İşte Gülerce’nin o satırları:
"Demirel
ve Özal örnekleri gösteriyor ki, cumhurbaşkanı partisinden koparsa, o
parti bir daha belini doğrultamıyor. Bugün AK Parti’ye Sayın Erdoğan’ın
şahsından dolayı oy verenlerin oranı büyük yekûn tutar. Bu seçmen
kitlesi küserse, AK Parti ciddi bir sarsıntı geçirir. Belki C planı
içerisindeki sürpriz hamle, Başbakan Erdoğan’ın, cumhurbaşkanlığına
adaylığını koymamasıdır. Sayın Başbakan, bugüne kadar aday olacağını
söylemedi. Aday olmazsa, o zaman partili cumhurbaşkanına da ihtiyaç
kalmaz. Demokratikleşme yolunda mevcut anayasada yapılacak esaslı
değişiklikler, referandumda halk desteği ile arızasız gerçekleşir. Bu
durumda tek şart, Sayın Başbakan’la gerçekten ahenk içinde çalışacak,
ona vefasızlık etmeyecek bir şahsiyetin Çankaya’ya çıkmasıdır…

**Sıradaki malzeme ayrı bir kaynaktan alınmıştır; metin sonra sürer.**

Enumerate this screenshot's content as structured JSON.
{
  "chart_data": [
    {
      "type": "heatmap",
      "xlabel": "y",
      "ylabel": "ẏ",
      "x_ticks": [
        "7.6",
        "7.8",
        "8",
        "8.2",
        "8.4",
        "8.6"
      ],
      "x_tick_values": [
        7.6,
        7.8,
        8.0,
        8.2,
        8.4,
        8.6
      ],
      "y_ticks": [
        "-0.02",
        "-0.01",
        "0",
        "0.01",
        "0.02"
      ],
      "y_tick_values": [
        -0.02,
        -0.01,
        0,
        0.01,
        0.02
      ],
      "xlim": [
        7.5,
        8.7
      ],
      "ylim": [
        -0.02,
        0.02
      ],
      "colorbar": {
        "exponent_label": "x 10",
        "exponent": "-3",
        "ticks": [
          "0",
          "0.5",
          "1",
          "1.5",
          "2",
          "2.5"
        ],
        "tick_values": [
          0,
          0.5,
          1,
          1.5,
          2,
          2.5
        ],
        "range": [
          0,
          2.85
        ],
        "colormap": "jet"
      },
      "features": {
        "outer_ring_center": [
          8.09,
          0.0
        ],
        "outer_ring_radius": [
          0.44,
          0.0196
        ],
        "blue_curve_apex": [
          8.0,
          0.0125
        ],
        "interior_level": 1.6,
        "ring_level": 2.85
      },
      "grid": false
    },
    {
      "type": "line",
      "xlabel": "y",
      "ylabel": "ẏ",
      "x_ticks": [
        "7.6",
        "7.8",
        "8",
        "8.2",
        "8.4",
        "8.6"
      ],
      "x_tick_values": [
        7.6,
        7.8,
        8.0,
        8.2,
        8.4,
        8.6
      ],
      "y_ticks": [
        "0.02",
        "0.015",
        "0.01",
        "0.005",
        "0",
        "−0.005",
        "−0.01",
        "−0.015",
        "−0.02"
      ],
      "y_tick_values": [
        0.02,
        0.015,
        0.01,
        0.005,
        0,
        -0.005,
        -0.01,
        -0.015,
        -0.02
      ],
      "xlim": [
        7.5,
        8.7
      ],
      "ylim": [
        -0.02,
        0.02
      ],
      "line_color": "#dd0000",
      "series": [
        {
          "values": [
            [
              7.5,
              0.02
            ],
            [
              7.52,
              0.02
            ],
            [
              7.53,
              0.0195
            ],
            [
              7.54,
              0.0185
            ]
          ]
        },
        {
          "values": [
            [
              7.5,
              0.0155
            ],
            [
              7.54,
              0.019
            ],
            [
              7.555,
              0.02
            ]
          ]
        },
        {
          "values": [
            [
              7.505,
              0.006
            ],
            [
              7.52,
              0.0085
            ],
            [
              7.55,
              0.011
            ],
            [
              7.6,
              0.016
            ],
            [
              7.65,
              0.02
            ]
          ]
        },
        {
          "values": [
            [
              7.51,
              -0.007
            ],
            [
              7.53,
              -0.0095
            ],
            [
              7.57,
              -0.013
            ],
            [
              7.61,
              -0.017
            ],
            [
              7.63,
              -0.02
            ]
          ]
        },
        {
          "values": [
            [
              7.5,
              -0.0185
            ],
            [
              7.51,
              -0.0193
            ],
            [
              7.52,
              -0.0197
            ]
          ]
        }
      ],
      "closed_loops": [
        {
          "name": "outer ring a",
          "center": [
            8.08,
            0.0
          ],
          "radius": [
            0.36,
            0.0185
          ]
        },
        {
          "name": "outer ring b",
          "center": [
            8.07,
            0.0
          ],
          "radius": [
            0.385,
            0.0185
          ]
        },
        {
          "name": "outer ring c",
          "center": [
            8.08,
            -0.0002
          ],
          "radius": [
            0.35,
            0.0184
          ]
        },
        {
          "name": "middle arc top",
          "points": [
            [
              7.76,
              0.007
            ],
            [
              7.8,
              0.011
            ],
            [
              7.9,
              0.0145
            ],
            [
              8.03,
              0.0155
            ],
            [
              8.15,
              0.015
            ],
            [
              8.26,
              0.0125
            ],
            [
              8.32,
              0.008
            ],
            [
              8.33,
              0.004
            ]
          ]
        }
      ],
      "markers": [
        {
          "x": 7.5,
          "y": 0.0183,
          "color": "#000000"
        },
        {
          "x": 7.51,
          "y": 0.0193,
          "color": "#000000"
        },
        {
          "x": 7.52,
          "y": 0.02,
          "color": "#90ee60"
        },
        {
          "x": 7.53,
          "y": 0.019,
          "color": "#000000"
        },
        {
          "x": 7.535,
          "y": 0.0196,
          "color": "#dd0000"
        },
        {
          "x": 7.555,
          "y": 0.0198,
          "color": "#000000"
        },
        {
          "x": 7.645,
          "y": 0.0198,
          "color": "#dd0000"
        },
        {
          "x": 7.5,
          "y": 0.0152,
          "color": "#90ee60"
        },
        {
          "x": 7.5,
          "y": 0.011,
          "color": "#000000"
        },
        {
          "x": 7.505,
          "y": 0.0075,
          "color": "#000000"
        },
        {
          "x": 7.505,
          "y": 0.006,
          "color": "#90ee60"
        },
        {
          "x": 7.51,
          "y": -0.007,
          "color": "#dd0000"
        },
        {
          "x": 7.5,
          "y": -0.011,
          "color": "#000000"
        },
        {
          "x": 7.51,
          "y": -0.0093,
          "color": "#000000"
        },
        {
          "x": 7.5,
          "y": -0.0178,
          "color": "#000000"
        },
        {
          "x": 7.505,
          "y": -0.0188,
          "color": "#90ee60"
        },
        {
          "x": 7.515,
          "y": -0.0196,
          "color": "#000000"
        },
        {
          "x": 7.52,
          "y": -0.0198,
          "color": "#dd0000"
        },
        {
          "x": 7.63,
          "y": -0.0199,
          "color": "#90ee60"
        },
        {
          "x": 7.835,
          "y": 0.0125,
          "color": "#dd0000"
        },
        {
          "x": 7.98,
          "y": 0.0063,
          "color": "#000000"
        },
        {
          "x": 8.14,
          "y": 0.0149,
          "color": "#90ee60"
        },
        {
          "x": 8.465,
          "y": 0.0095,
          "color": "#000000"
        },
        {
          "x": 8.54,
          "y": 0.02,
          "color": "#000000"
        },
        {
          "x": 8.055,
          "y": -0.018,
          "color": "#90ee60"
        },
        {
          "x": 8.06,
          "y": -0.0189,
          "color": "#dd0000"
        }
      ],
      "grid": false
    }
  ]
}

Türkiye’nin siyasi ve ekonomik istikrara çok ihtiyacı var. Ülkemizin ve
insanımızın geleceği açısından en doğru olanın yapılacağına dair
inancımı hep koruyorum…”
Mesajlar net; Cumhurbaşkanlığına aday olmazsan,anayasa referandumu “arızasız” gerçekleşir...Olursan, “arıza” çıkar...
Cumhurbaşkanının halk oyuyla seçileceği dikkate alındığında, cemaatin Erdoğan’a oy vermeyeceği de adeta bugünden ilân ediliyor.
-14 Yıl Önce Belirlenen Nihai Hedef-
Erdoğan’ın, cemaatin beklediği “fedâkârlığı” göstermesi neredeyse imkânsız. Neden mi? 13 yıldır her hedefine adım adım nasıl ulaştığını gördük. İşte Çankaya da böyle hedeflerden biri.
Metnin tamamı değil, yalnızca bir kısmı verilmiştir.